The crimes you are about to hear have all been specially committed for this blog. Here to tell you a story with the aid of smoke-glass ear-trumpet and reconditioned head is yours truly:
I remember when it all started. At the time I was asleep in my electrified elephant hammock, when through the pigeonhole flew a carrier pigeon. There was something strapped to its leg - it was a postman.
He began to play the pontiff and started to get to the bottom of the Myth of Sisyphus. “Life is veritably absurd, sir. So it is even more absurd to counteract it; instead we should engage in fetching breath and reconcile the fact that we live in a world without purpose.” This advice was none too soon, for I had been contemplating the efforts of humanity to find meaning in the universe. In fact I was beginning to become certain that no such meaning exists, at least in relation to humanity.
In other words, meaning is humanly impossible, even though there may be some inherent meaning in the universe. It is just not within our reach. This was made clear when my postman enlightened me to the confrontation between man’s desire for significance, meaning, and clarity, and the word-bound, cryospheric universe. This is when I had my “Ah Ha” moment. There are specific experiences that evoke the notion of absurdity. When we encounter them, we are taking a leap of faith, so to speak, to acceptance. And when we do, we are acting with the “virtue of the absurd,” as Johannes de Silentio said.

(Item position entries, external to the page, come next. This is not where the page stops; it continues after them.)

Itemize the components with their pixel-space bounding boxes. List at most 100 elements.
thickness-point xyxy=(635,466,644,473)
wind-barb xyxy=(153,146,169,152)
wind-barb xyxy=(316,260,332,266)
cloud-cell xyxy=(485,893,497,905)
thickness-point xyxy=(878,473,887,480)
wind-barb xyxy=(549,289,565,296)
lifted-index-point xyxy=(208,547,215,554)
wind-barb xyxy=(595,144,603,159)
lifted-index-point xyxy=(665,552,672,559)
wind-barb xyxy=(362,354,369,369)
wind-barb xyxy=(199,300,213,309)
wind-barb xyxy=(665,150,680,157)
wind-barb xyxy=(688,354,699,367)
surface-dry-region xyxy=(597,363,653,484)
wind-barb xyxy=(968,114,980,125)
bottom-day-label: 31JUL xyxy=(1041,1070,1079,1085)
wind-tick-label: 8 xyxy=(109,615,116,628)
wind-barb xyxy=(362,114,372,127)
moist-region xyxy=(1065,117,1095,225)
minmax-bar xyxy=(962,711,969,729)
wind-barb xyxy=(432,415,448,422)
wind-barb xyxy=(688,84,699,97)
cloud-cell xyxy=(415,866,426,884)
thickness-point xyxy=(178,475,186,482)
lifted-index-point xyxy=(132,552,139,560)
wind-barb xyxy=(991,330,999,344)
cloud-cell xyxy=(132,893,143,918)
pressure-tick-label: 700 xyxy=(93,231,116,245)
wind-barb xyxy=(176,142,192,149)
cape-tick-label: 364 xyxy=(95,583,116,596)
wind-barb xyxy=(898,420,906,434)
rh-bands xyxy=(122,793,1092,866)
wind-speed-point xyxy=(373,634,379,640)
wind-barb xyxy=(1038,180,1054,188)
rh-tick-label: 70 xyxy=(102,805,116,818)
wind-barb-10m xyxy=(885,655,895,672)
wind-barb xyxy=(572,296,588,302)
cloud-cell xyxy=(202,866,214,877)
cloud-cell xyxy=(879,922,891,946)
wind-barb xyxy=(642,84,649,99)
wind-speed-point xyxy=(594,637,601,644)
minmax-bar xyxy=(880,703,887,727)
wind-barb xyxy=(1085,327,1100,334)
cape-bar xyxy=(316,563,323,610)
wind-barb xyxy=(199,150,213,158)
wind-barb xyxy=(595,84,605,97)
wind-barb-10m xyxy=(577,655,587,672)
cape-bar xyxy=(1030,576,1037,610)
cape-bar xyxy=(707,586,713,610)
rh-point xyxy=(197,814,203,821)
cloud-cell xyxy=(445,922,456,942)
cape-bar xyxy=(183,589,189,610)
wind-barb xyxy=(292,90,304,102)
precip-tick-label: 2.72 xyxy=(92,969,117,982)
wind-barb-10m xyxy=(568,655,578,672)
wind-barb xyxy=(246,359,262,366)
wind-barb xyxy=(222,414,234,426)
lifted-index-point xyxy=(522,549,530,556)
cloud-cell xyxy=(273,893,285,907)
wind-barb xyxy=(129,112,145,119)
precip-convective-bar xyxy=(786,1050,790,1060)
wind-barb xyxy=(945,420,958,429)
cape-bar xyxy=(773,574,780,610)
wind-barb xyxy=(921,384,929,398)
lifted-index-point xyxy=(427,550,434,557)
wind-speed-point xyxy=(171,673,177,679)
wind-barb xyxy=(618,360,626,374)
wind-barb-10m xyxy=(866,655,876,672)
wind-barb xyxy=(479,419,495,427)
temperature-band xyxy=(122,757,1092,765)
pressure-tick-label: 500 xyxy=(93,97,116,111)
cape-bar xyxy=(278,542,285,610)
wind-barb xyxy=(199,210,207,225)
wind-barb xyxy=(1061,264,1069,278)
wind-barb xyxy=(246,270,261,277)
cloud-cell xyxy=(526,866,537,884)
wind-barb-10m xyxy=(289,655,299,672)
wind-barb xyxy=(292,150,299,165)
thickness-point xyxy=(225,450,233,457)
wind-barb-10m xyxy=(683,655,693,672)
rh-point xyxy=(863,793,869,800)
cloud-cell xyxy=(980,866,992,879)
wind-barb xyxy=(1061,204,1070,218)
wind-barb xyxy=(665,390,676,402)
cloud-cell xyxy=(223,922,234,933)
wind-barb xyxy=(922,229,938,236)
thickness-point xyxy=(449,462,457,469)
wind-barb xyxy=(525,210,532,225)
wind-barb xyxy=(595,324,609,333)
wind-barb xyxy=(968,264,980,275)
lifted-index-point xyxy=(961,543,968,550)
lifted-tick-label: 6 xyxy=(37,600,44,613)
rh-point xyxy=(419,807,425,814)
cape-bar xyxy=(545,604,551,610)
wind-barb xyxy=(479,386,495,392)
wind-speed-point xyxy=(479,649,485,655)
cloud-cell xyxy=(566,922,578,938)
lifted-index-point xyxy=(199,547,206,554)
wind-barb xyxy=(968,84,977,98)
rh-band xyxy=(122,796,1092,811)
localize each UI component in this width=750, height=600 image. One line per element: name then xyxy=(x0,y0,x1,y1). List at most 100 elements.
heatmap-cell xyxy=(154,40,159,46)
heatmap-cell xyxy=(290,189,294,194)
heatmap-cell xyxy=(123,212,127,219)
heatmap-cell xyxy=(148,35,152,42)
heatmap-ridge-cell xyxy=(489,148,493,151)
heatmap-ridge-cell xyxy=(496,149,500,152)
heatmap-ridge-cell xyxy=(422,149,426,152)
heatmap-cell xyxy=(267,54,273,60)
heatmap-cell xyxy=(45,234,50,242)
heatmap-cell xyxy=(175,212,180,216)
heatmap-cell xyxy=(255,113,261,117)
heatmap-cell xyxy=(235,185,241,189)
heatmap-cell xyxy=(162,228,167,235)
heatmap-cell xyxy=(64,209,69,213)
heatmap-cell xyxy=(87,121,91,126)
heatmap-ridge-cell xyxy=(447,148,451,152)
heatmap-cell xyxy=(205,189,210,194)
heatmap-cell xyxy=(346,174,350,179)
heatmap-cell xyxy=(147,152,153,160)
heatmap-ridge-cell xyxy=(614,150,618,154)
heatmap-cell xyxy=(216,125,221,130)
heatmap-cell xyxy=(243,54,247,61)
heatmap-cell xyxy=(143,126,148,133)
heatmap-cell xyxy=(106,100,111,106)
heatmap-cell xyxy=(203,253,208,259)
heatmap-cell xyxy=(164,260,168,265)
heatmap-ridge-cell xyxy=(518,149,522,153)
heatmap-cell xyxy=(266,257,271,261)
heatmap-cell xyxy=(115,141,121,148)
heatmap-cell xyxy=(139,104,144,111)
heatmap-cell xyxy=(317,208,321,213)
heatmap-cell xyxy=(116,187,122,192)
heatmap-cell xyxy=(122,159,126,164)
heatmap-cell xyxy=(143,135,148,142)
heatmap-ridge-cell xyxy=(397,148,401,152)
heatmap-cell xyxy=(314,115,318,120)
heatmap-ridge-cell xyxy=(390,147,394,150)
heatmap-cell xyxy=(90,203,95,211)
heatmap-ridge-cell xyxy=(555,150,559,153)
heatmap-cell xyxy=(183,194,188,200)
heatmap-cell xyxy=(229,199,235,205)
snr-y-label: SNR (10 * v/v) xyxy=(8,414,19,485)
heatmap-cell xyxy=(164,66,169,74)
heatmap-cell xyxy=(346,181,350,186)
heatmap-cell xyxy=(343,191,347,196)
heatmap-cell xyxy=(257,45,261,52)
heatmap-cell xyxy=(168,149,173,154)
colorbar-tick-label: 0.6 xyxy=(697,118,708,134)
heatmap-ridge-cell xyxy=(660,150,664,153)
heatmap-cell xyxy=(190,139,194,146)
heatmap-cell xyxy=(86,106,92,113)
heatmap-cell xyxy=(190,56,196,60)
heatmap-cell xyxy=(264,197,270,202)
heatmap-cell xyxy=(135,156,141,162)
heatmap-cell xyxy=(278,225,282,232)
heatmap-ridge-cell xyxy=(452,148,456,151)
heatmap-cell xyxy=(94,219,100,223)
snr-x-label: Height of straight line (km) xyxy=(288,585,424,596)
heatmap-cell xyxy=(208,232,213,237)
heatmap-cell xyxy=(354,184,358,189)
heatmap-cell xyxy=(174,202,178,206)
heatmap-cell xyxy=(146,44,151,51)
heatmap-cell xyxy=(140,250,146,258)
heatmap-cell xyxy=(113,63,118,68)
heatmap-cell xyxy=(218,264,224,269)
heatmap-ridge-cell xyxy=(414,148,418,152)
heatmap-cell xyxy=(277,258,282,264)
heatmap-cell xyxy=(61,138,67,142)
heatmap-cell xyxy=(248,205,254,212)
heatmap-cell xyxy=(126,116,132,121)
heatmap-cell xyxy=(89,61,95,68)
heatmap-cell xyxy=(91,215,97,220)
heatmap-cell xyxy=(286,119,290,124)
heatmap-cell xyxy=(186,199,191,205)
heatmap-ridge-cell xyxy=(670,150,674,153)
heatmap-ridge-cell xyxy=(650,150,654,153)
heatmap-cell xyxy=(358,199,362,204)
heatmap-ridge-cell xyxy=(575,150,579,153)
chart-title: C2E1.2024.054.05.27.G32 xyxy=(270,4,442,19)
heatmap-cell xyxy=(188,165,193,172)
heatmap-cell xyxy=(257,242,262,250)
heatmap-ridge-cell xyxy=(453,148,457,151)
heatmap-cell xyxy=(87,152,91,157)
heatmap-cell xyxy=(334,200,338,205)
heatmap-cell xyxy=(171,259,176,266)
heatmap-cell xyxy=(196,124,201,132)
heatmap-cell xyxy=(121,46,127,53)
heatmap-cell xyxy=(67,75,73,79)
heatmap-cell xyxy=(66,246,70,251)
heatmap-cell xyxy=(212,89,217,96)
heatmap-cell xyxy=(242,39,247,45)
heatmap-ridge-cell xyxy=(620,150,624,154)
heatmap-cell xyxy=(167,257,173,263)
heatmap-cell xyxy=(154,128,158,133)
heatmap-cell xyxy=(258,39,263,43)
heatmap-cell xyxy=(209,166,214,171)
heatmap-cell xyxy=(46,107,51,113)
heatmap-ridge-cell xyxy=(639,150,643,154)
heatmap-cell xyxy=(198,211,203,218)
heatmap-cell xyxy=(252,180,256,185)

This faith has no expectations. It is flexible and set into motion by our notions. So this got me thinking about where my notion of the absurd came from. My first tutors were Monty Python’s Flying Circus. Recent absurdist trends in television comedy are now referred as being "Pythonesque." Through them I discovered the ludicrous arising out of the improbable or distressing; usually where the defect or weakness was of man’s own seeking. With the Python's comedy, the more the incredible the effrontery, the greater the joke.
How can I apply this today? Well all I have to do is to pay attention to what is happening in the world. By the time Paul Bremer, the American pro consul in Baghdad left his post, $8.8bn had disappeared. Americans overseeing cash handouts in Iraq could not adequately account for the money, according to an audit by a government watchdog. One official said, on the condition of anonymity, “The worse-case scenario is that someone took it home.”
Do you think?
Here’s another one—The Denver Police had kept files on 3,200 people and 208 organizations who could pose possible security risks. It was discovered by The American Civil Liberties Union that the American Friends Service Committee was one of these groups under surveillance. Guess what? They are a Quaker pacifist organization. I imagine that their subversive prayer and potluck meetings deserved recognition.
Keeping in comic character is consistency in absurdity. Doesn’t it sound a little bit like our current administration? They have a determined and laudable attachment to the incongruous and singular.
At least in comedy the devotion to nonsense, and enthusiasm about trifles, is highly affective as a moral lesson. And this, as we know, is one of the striking weaknesses and greatest amusements of our nature.
It is through my devotion to absurdity that I have been able to understand our President’s morphemics. A common element of surreal humor is the non-sequitur, in which one statement is followed by another with no logical progression. Yes, I guess I do know what you’re saying Gov.
But, does your administration have problems communicating with one another, and is their language oftentimes ludicrous? And, following the cyclical pattern, is your administration going to end in the same state it began in, with nothing really changed? Well, we're WAITING.
As Samuel Beckett said, " What doI know about man's destiny? I could tell you more about radishes."
(The beginning of this essay was borrowed from The Whistling Spy Enigma—The Goon Show, broadcast 9-28-54.)